Hearables: Heart Rate Variability from Ear Electrocardiogram and Ear Photoplethysmogram (Ear-ECG and Ear-PPG)

This work aims to classify physiological states using heart rate variability (HRV) features extracted from electrocardiograms recorded in the ears (ear-ECG). The physiological states considered in this work are: (a) normal breathing, (b) controlled slow breathing, and (c) mental exercises. Since both (b) and (c) cause higher variance in heartbeat intervals, breathing-related features (SpO2 and mean breathing interval) from the ear Photoplethysmogram (ear-PPG) are used to facilitate classification.

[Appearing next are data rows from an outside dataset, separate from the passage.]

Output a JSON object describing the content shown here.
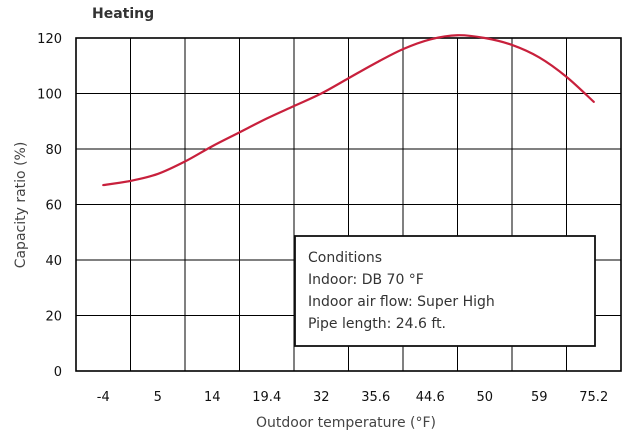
{
  "chart_data": {
    "type": "line",
    "title": "Heating",
    "xlabel": "Outdoor temperature (°F)",
    "ylabel": "Capacity ratio (%)",
    "x_categories": [
      "-4",
      "5",
      "14",
      "19.4",
      "32",
      "35.6",
      "44.6",
      "50",
      "59",
      "75.2"
    ],
    "y_ticks": [
      0,
      20,
      40,
      60,
      80,
      100,
      120
    ],
    "ylim": [
      0,
      120
    ],
    "grid": true,
    "series": [
      {
        "color": "#c8203c",
        "points": [
          {
            "x_index": 0,
            "y": 67
          },
          {
            "x_index": 0.5,
            "y": 68.5
          },
          {
            "x_index": 1,
            "y": 71
          },
          {
            "x_index": 1.5,
            "y": 75.5
          },
          {
            "x_index": 2,
            "y": 81
          },
          {
            "x_index": 2.5,
            "y": 86
          },
          {
            "x_index": 3,
            "y": 91
          },
          {
            "x_index": 3.5,
            "y": 95.5
          },
          {
            "x_index": 4,
            "y": 100
          },
          {
            "x_index": 4.5,
            "y": 105.5
          },
          {
            "x_index": 5,
            "y": 111
          },
          {
            "x_index": 5.5,
            "y": 116
          },
          {
            "x_index": 6,
            "y": 119.5
          },
          {
            "x_index": 6.5,
            "y": 121
          },
          {
            "x_index": 7,
            "y": 120
          },
          {
            "x_index": 7.5,
            "y": 117.5
          },
          {
            "x_index": 8,
            "y": 113
          },
          {
            "x_index": 8.5,
            "y": 106
          },
          {
            "x_index": 9,
            "y": 97
          }
        ]
      }
    ],
    "legend_box": {
      "position": "bottom-right",
      "lines": [
        "Conditions",
        "Indoor: DB 70 °F",
        "Indoor air flow: Super High",
        "Pipe length: 24.6 ft."
      ]
    }
  }
}
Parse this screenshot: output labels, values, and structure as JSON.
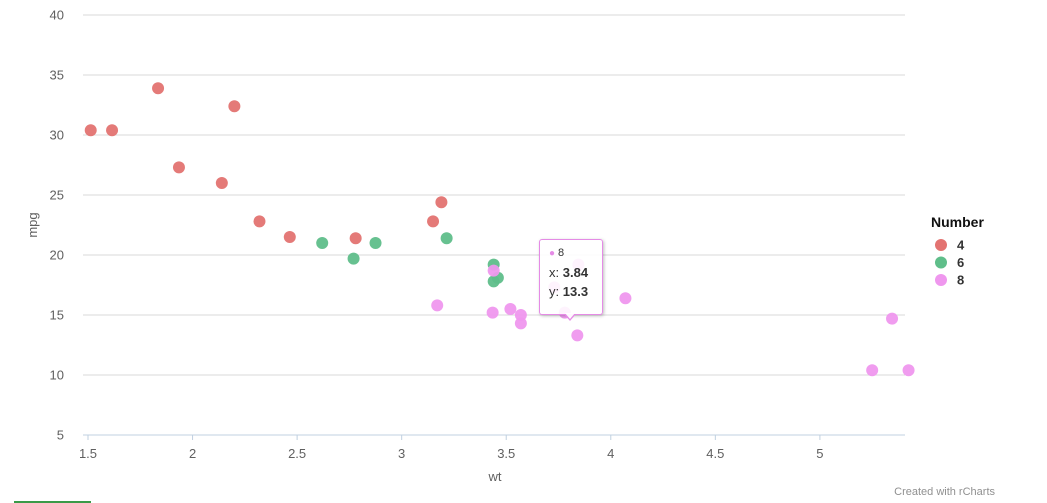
{
  "chart_data": {
    "type": "scatter",
    "title": "",
    "xlabel": "wt",
    "ylabel": "mpg",
    "xlim": [
      1.5,
      5.45
    ],
    "ylim": [
      5,
      40
    ],
    "x_ticks": [
      1.5,
      2,
      2.5,
      3,
      3.5,
      4,
      4.5,
      5
    ],
    "x_tick_labels": [
      "1.5",
      "2",
      "2.5",
      "3",
      "3.5",
      "4",
      "4.5",
      "5"
    ],
    "y_ticks": [
      5,
      10,
      15,
      20,
      25,
      30,
      35,
      40
    ],
    "y_tick_labels": [
      "5",
      "10",
      "15",
      "20",
      "25",
      "30",
      "35",
      "40"
    ],
    "grid": "horizontal",
    "legend": {
      "title": "Number",
      "placement": "right"
    },
    "series": [
      {
        "name": "4",
        "color": "#e37371",
        "points": [
          {
            "x": 1.513,
            "y": 30.4
          },
          {
            "x": 1.615,
            "y": 30.4
          },
          {
            "x": 1.835,
            "y": 33.9
          },
          {
            "x": 1.935,
            "y": 27.3
          },
          {
            "x": 2.2,
            "y": 32.4
          },
          {
            "x": 2.14,
            "y": 26.0
          },
          {
            "x": 2.32,
            "y": 22.8
          },
          {
            "x": 2.465,
            "y": 21.5
          },
          {
            "x": 2.78,
            "y": 21.4
          },
          {
            "x": 3.15,
            "y": 22.8
          },
          {
            "x": 3.19,
            "y": 24.4
          }
        ]
      },
      {
        "name": "6",
        "color": "#5fbe8a",
        "points": [
          {
            "x": 2.62,
            "y": 21.0
          },
          {
            "x": 2.875,
            "y": 21.0
          },
          {
            "x": 2.77,
            "y": 19.7
          },
          {
            "x": 3.215,
            "y": 21.4
          },
          {
            "x": 3.44,
            "y": 19.2
          },
          {
            "x": 3.44,
            "y": 17.8
          },
          {
            "x": 3.46,
            "y": 18.1
          }
        ]
      },
      {
        "name": "8",
        "color": "#ef97ee",
        "points": [
          {
            "x": 3.17,
            "y": 15.8
          },
          {
            "x": 3.435,
            "y": 15.2
          },
          {
            "x": 3.44,
            "y": 18.7
          },
          {
            "x": 3.52,
            "y": 15.5
          },
          {
            "x": 3.57,
            "y": 15.0
          },
          {
            "x": 3.57,
            "y": 14.3
          },
          {
            "x": 3.73,
            "y": 17.3
          },
          {
            "x": 3.78,
            "y": 15.2
          },
          {
            "x": 3.84,
            "y": 13.3
          },
          {
            "x": 3.845,
            "y": 19.2
          },
          {
            "x": 4.07,
            "y": 16.4
          },
          {
            "x": 5.25,
            "y": 10.4
          },
          {
            "x": 5.345,
            "y": 14.7
          },
          {
            "x": 5.424,
            "y": 10.4
          }
        ]
      }
    ],
    "tooltip": {
      "series": "8",
      "x_label": "x:",
      "x_value": "3.84",
      "y_label": "y:",
      "y_value": "13.3"
    }
  },
  "credits": "Created with rCharts"
}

This work: 1) proposes a scheme that, after initialization, automatically extracts R-peaks from low signal-to-noise ratio ear-ECG; 2) verifies the feasibility of extracting meaningful HRV features from ear-ECG; 3) quantitatively compares several ear-ECG sites; and 4) discusses the benefits of combining ear-ECG and ear-PPG features.

An In-Ear PPG-Based Blood Glucose Monitor: A Proof-of-Concept Study

Monitoring diabetes saves lives. To this end, we introduce a novel, unobtrusive, and readily deployable in-ear device for the continuous and non-invasive measurement of blood glucose levels (BGLs). The device is equipped with a low-cost commercially available pulse oximeter whose infrared wavelength (880 nm) is used for the acquisition of photoplethysmography (PPG). For rigor, we considered a full range of diabetic conditions (non-diabetic, pre-diabetic, type I diabetic, and type II diabetic). Recordings spanned nine different days, starting in the morning while fasting, up to a minimum of a two-hour period after eating a carbohydrate-rich breakfast. The BGLs from PPG were estimated using a suite of regression-based machine learning models, which were trained on characteristic features of PPG cycles pertaining to high and low BGLs. The analysis shows that, as desired, an average of 82% of the BGLs estimated from PPG lie in region A of the Clarke error grid (CEG) plot, with 100% of the estimated BGLs in the clinically acceptable CEG regions A and B. These results demonstrate the potential of the ear canal as a site for non-invasive blood glucose monitoring.